D. Add 500 ul of reagent SA and vortex the tubes. This is when reaction 1 occurs so make sure each sample is exposed to SA for an equivalent amount of time before adding reagent B.

 

E. Add 4.0 ml of reagent B into each test tube, cover with parafilm and vortex immediately. Reaction 2 will now start to occur.

 

F. Incubate samples for 15 minutes.

 

G. Read Aborbances at 750 nm. First read the blank and use it to zero the machine. The absorbances will be stable for about one hour.

 

H. Create a scatter plot on the computer using excel of your standards including the blank (should be 0 mg/ml) (on Y axis) vs. the standards absorbance at 750 nm (on X axis). Place a linear trend line on the graph and obtain an equation for the line and an R2 value. If the R2 value is less than 0.95 consult instructor.

 

I. Examine all six of your sample absorbances form the 1:2, 1:20 and 1:200 dilution and determine which one has an absorbance higher than the 0.25 mg/ml sample and lower than the 1.25 mg/ml sample. This is the absorbances you will want to plug into the equation to determine the concentrations of your proteins. If none of your samples do not fall on this curve you will need to repeat the procedure again with a new standard curve and an adjusted sample volume.

 

Make sure you save this graph as you will want it for your lab report and record your protein concentrations below or in a place that you will remember to bring to class next week! Before leaving for the week you must have this chart initialized by your instructor.

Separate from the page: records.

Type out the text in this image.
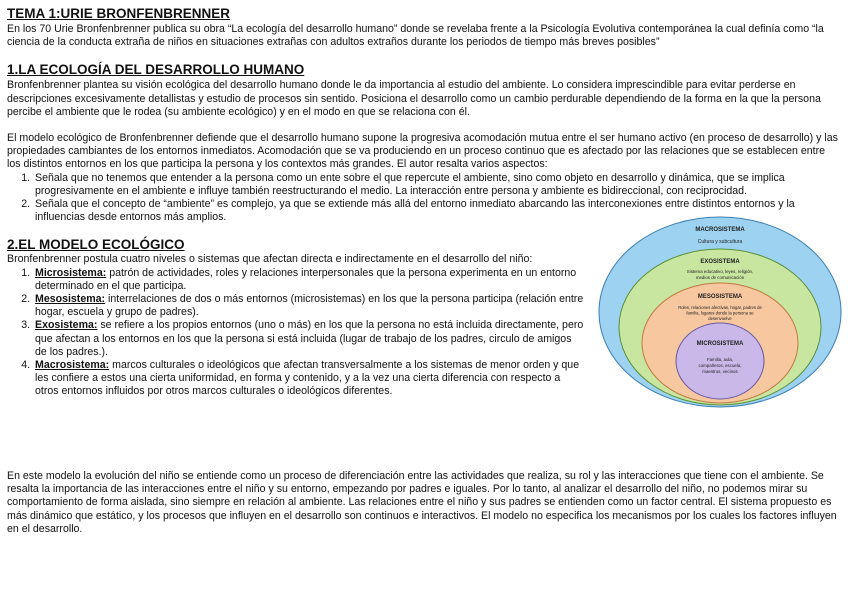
TEMA 1:URIE BRONFENBRENNER

En los 70 Urie Bronfenbrenner publica su obra “La ecología del desarrollo humano” donde se revelaba frente a la Psicología Evolutiva contemporánea la cual definía como “la ciencia de la conducta extraña de niños en situaciones extrañas con adultos extraños durante los periodos de tiempo más breves posibles”

1.LA ECOLOGÍA DEL DESARROLLO HUMANO

Bronfenbrenner plantea su visión ecológica del desarrollo humano donde le da importancia al estudio del ambiente. Lo considera imprescindible para evitar perderse en descripciones excesivamente detallistas y estudio de procesos sin sentido. Posiciona el desarrollo como un cambio perdurable dependiendo de la forma en la que la persona percibe el ambiente que le rodea (su ambiente ecológico) y en el modo en que se relaciona con él.

El modelo ecológico de Bronfenbrenner defiende que el desarrollo humano supone la progresiva acomodación mutua entre el ser humano activo (en proceso de desarrollo) y las propiedades cambiantes de los entornos inmediatos. Acomodación que se va produciendo en un proceso continuo que es afectado por las relaciones que se establecen entre los distintos entornos en los que participa la persona y los contextos más grandes. El autor resalta varios aspectos:

1. Señala que no tenemos que entender a la persona como un ente sobre el que repercute el ambiente, sino como objeto en desarrollo y dinámica, que se implica progresivamente en el ambiente e influye también reestructurando el medio. La interacción entre persona y ambiente es bidireccional, con reciprocidad.
2. Señala que el concepto de “ambiente” es complejo, ya que se extiende más allá del entorno inmediato abarcando las interconexiones entre distintos entornos y la influencias desde entornos más amplios.
2.EL MODELO ECOLÓGICO

Bronfenbrenner postula cuatro niveles o sistemas que afectan directa e indirectamente en el desarrollo del niño:

1. Microsistema: patrón de actividades, roles y relaciones interpersonales que la persona experimenta en un entorno determinado en el que participa.
2. Mesosistema: interrelaciones de dos o más entornos (microsistemas) en los que la persona participa (relación entre hogar, escuela y grupo de padres).
3. Exosistema: se refiere a los propios entornos (uno o más) en los que la persona no está incluida directamente, pero que afectan a los entornos en los que la persona si está incluida (lugar de trabajo de los padres, circulo de amigos de los padres.).
4. Macrosistema: marcos culturales o ideológicos que afectan transversalmente a los sistemas de menor orden y que les confiere a estos una cierta uniformidad, en forma y contenido, y a la vez una cierta diferencia con respecto a otros entornos influidos por otros marcos culturales o ideológicos diferentes.
MACROSISTEMA
Cultura y subcultura
EXOSISTEMA
Sistema educativo, leyes, religión,
medios de comunicación
MESOSISTEMA
Roles, relaciones afectivas, hogar, padres de
familia, lugares donde la persona se
desenvuelve
MICROSISTEMA
Familia, aula,
compañeros, escuela,
maestros, vecinos

En este modelo la evolución del niño se entiende como un proceso de diferenciación entre las actividades que realiza, su rol y las interacciones que tiene con el ambiente. Se resalta la importancia de las interacciones entre el niño y su entorno, empezando por padres e iguales. Por lo tanto, al analizar el desarrollo del niño, no podemos mirar su comportamiento de forma aislada, sino siempre en relación al ambiente. Las relaciones entre el niño y sus padres se entienden como un factor central. El sistema propuesto es más dinámico que estático, y los procesos que influyen en el desarrollo son continuos e interactivos. El modelo no especifica los mecanismos por los cuales los factores influyen en el desarrollo.
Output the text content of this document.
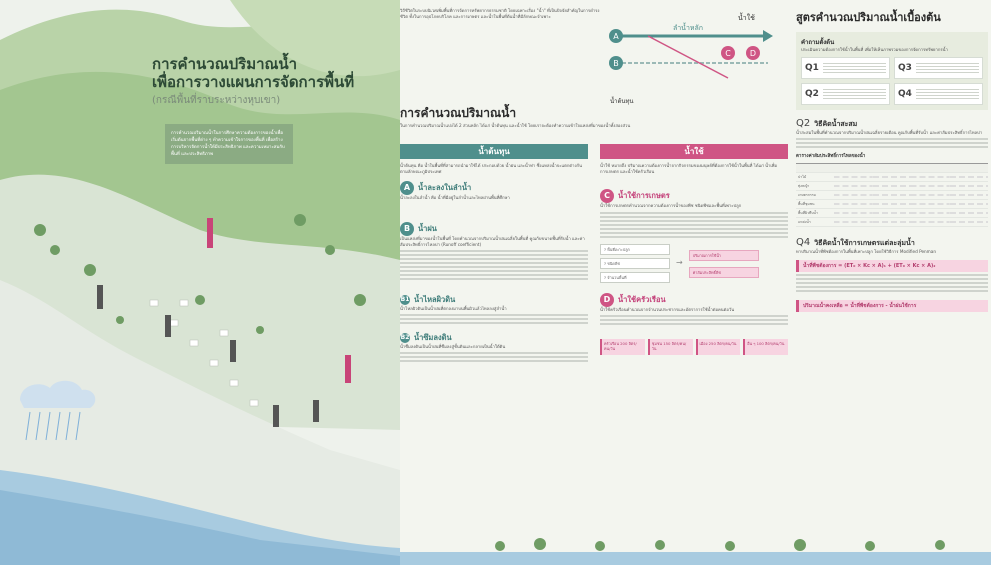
การคำนวณปริมาณน้ำ
เพื่อการวางแผนการจัดการพื้นที่
(กรณีพื้นที่ราบระหว่างหุบเขา)

การคำนวณปริมาณน้ำในการศึกษาความต้องการของน้ำเพื่อเริ่มต้นจากพื้นที่ต่าง ๆ ทำความเข้าใจการของพื้นที่ เพื่อสร้างการบริหารจัดการน้ำให้มีประสิทธิภาพ และความเหมาะสมกับพื้นที่ และประสิทธิภาพ

วิถีชีวิตในระบบนิเวศเพิ่มพื้นที่การจัดการทรัพยากรธรรมชาติ โดยเฉพาะเรื่อง "น้ำ" ที่เป็นปัจจัยสำคัญในการดำรงชีวิต ทั้งในการอุปโภคบริโภค และการเกษตร และน้ำในพื้นที่ต้นน้ำที่มีลักษณะจำเพาะ

A
B
C D
ลำน้ำหลัก
น้ำใช้
น้ำต้นทุน
การคำนวณปริมาณน้ำ

ในการคำนวณปริมาณน้ำแบ่งได้ 2 ส่วนหลัก ได้แก่ น้ำต้นทุน และน้ำใช้ โดยเราจะต้องทำความเข้าใจแหล่งที่มาของน้ำทั้งสองส่วน

น้ำต้นทุน

น้ำต้นทุน คือ น้ำในพื้นที่ที่สามารถนำมาใช้ได้ ประกอบด้วย น้ำฝน และน้ำท่า ซึ่งแหล่งน้ำจะแตกต่างกันตามลักษณะภูมิประเทศ

A	น้ำละลงในลำน้ำ

น้ำละลงในลำน้ำ คือ น้ำที่มีอยู่ในลำน้ำและไหลผ่านพื้นที่ศึกษา

B	น้ำฝน

เป็นแหล่งที่มาของน้ำในพื้นที่ โดยคำนวณจากปริมาณน้ำฝนเฉลี่ยในพื้นที่ คูณกับขนาดพื้นที่รับน้ำ และค่าสัมประสิทธิ์การไหลบ่า (Runoff coefficient)

B1 น้ำไหลผิวดิน

น้ำไหลผิวดินเป็นน้ำฝนที่ตกลงมาบนพื้นผิวแล้วไหลลงสู่ลำน้ำ

B2 น้ำซึมลงดิน

น้ำซึมลงดินเป็นน้ำฝนที่ซึมลงสู่ชั้นดินและกลายเป็นน้ำใต้ดิน

น้ำใช้

น้ำใช้ หมายถึง ปริมาณความต้องการน้ำจากกิจกรรมของมนุษย์ที่ต้องการใช้น้ำในพื้นที่ ได้แก่ น้ำเพื่อการเกษตร และน้ำใช้ครัวเรือน

C	น้ำใช้การเกษตร

น้ำใช้การเกษตรคำนวณจากความต้องการน้ำของพืช ชนิดพืชและพื้นที่เพาะปลูก

? พื้นที่เพาะปลูก
? ชนิดพืช
? จำนวนพื้นที่
→
ปริมาณการใช้น้ำ
ค่าสัมประสิทธิ์พืช
D	น้ำใช้ครัวเรือน

น้ำใช้ครัวเรือนคำนวณจากจำนวนประชากรและอัตราการใช้น้ำต่อคนต่อวัน

ครัวเรือน 200 ลิตร/คน/วัน
ชุมชน 150 ลิตร/คน/วัน
เมือง 250 ลิตร/คน/วัน	อื่น ๆ 100 ลิตร/คน/วัน
สูตรคำนวณปริมาณน้ำเบื้องต้น
คำถามตั้งต้น

ประเมินความต้องการใช้น้ำในพื้นที่ เพื่อให้เห็นภาพรวมของการจัดการทรัพยากรน้ำ

Q1	Q3
Q2	Q4
Q2 วิธีคิดน้ำสะสม

น้ำสะสมในพื้นที่คำนวณจากปริมาณน้ำฝนเฉลี่ยรายเดือน คูณกับพื้นที่รับน้ำ และค่าสัมประสิทธิ์การไหลบ่า

ตารางค่าสัมประสิทธิ์การไหลของน้ำ
ป่าไม้
ทุ่งหญ้า
เกษตรกรรม
พื้นที่ชุมชน
พื้นที่ผิวทึบน้ำ
แหล่งน้ำ
Q4 วิธีคิดน้ำใช้การเกษตรแต่ละลุ่มน้ำ

หาปริมาณน้ำที่พืชต้องการในพื้นที่เพาะปลูก โดยใช้วิธีการ Modified Penman

น้ำที่พืชต้องการ = (ET₀ × Kc × A)₁ + (ET₀ × Kc × A)₂
ปริมาณน้ำคงเหลือ = น้ำที่พืชต้องการ - น้ำฝนใช้การ
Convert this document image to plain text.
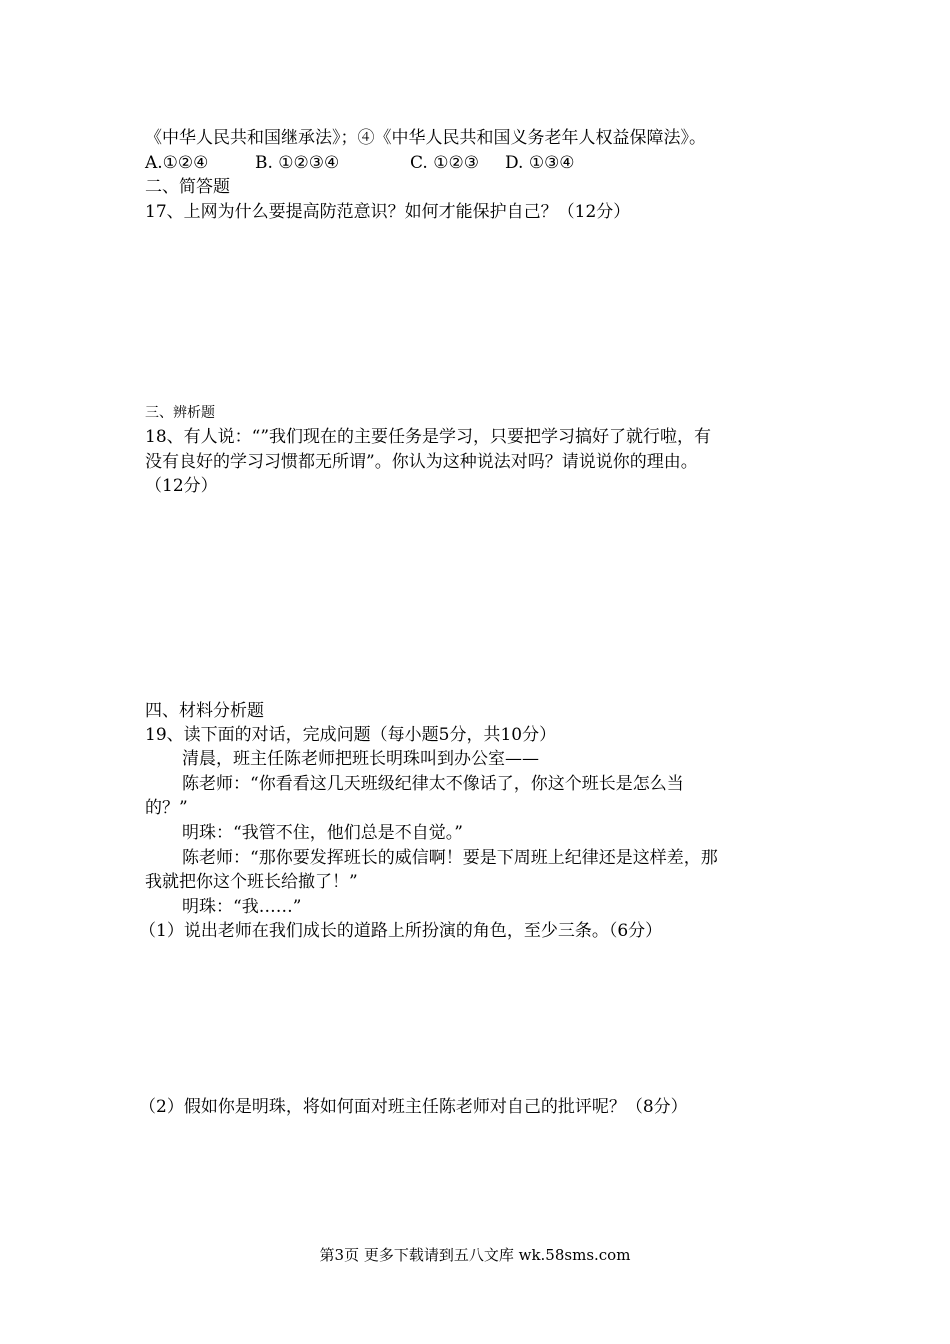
《中华人民共和国继承法》；④《中华人民共和国义务老年人权益保障法》。
A.①②④	B. ①②③④	C. ①②③ D. ①③④
二、简答题
17、上网为什么要提高防范意识？如何才能保护自己？（12分）
三、辨析题
18、有人说：“”我们现在的主要任务是学习，只要把学习搞好了就行啦，有
没有良好的学习习惯都无所谓”。你认为这种说法对吗？请说说你的理由。
（12分）
四、材料分析题
19、读下面的对话，完成问题（每小题5分，共10分）
清晨，班主任陈老师把班长明珠叫到办公室——
陈老师：“你看看这几天班级纪律太不像话了，你这个班长是怎么当
的？”
明珠：“我管不住，他们总是不自觉。”
陈老师：“那你要发挥班长的威信啊！要是下周班上纪律还是这样差，那
我就把你这个班长给撤了！”
明珠：“我……”
（1）说出老师在我们成长的道路上所扮演的角色，至少三条。（6分）
（2）假如你是明珠，将如何面对班主任陈老师对自己的批评呢？（8分）
第3页 更多下载请到五八文库 wk.58sms.com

I. Finally, When running your Western Blot you will need to load as much protein as you can into the wells next week with a maximum of 300 ug due to the likelyhood of the protein degrading between now and next week. So what you need to do is take your lowest sample and figure out how many ug of protein you can run from that sample in 30 ul. Then use that number of ug to determine how many ul of protein you will need to run from your other samples. If the amount of protein you can load from your lowest sample is less than 10 ug please see Dr. Rife.